Assessment of clinical utility of F-18-FDG PET in patients with head and neck cancer: a probability analysis

Goerres GW, Mosna-Firlejczyk K, Steurer J, et al.

Publication Details

CRD summary

This review assessed the use of positron emission tomography (PET) to diagnose and detect recurrence of head and neck cancer. It concluded that PET is most useful to rule out disease in patients whose probability of having the disease is low. The results need careful interpretation because of uncertainty about the quality of the studies and the types of patients in the studies reviewed.

Authors' objectives

To determine the diagnostic accuracy of positron emission tomography (PET) in the primary assessment and detection of recurrence of head and neck cancer.

Searching

MEDLINE and PREMEDLINE (via PubMed) were searched up until October 2001. The search terms were reported and there were no language restrictions. In addition, reference lists were checked and the Science Citation Index (ISI Web of Science) was searched.

Study selection

Study designs of evaluations included in the review

Prospective and retrospective observational cohort or cross-sectional studies were eligible for inclusion. Studies with patient populations (or sub-populations) of fewer than 10 were excluded. The designs of the studies included in the review were not stated.
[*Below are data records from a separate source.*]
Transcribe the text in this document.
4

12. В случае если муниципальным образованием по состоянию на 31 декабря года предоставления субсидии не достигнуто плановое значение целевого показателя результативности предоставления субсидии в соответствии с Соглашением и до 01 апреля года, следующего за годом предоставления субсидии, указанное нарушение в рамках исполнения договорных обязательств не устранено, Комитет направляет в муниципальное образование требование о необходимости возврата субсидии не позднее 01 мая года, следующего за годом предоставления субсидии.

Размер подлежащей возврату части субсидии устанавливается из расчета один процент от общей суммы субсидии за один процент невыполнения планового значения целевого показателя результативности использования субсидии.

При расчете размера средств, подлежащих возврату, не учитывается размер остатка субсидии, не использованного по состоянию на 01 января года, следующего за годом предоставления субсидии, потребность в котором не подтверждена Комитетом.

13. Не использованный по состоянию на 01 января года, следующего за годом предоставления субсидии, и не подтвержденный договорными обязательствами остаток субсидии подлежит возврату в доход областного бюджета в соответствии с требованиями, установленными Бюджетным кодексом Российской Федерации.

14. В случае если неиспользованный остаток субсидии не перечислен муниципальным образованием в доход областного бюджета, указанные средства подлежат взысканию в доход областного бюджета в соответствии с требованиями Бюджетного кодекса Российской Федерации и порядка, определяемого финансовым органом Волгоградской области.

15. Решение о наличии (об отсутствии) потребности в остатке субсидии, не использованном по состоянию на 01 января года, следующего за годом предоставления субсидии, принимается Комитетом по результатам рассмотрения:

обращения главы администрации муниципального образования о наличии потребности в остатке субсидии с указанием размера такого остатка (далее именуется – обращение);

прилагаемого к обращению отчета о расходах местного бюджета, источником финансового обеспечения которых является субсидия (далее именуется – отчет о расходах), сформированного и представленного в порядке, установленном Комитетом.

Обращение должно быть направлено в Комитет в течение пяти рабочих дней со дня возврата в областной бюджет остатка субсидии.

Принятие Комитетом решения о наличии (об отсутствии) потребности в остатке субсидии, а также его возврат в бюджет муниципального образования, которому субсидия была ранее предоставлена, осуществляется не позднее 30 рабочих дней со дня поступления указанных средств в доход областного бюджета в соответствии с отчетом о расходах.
Specific interventions included in the review

Studies of primary or secondary assessment using a dedicated PET scanner were eligible for inclusion. The specific test involved the use of fluorine-18 fluorodeoxyglucose (FDG). For studies of recurrence, only those reporting accuracy data for testing at least 1 month after the end of treatment were included. Studies that evaluated treatment response for quantitative FDG measurements were excluded.

Reference standard test against which the new test was compared

Studies that used histopathological verification or suitable follow-up were selected for inclusion. Histological verification was the reference standard used in the review.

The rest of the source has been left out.